Dearg · 16/07/2025 09:22

In both cases, my parents were suffering so there was relief that the suffering was over. But neither had burdened us and I felt deep sorrow.

MIL was different. She was very hard to deal with; demanding and spoiled. I shed no tears. DH felt it was her time. He’d had the bulk of the load so I think he was glad to be done with that.

Strangely BIL, who did nothing for her in her life, was beside himself . But he also pushed DH hard to execute the will🤔

Dogaredabomb · 16/07/2025 09:23

myplace · 16/07/2025 08:36

Sorry your husband is right. I have pandered to my mum for 55 years. As time has gone on I have moved from protecting myself against her (teen) to hoping for approval, to trying to connect with her, to accepting she is who she is and now to managing her. I’m not going to blow up her life and my own by letting a fight reach its exploding point now.

It’s not kind to the elderlies, and actually I’ve earned my inheritance. Dad worked hard and wanted us to have something. I have worked physically hard helping her futilely with no end of things that would have been better done differently or by someone else. I have paid through the nose for her over the years, despite her being massively wealthy. When it happens, I’ll buy myself a birthday present to make up for 50+ years of charity shop and regifted random items.

In the meantime, she’s not likeable, but she’s vulnerable and frail and needs help so I will continue to step up.

I felt exactly the same, I felt like I'd earned every penny and deserved it.

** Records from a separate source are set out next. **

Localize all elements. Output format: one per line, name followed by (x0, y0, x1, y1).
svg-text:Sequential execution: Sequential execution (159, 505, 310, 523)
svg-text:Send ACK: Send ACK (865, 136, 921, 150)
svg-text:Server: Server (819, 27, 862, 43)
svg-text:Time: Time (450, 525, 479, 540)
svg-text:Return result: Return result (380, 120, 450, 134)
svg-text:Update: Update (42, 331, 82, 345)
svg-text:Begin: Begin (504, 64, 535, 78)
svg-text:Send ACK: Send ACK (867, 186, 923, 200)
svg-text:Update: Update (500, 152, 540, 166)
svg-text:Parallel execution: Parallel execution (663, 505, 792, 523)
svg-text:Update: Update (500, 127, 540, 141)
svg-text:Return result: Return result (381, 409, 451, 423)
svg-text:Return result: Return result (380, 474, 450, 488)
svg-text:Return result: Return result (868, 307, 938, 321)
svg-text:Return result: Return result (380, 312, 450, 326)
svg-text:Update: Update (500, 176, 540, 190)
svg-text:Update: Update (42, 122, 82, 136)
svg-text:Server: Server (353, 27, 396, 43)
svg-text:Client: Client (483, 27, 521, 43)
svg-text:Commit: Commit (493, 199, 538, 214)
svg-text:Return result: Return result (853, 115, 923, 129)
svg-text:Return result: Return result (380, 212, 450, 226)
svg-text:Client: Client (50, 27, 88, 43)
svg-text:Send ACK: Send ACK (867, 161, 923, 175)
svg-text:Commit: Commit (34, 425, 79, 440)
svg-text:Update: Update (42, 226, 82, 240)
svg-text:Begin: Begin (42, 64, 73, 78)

They cost me a fortune in lost earnings and frankly just emotional distress. I was kind and helpful because I'm kind and helpful and I felt that needed to be compensated and that I deserve to have the financial security that I would have been able to give myself if I hadn't given them so much time.

I shed a tear upon mum's death for her as a human being. The next day I woke up to a feeling of overwhelming relief.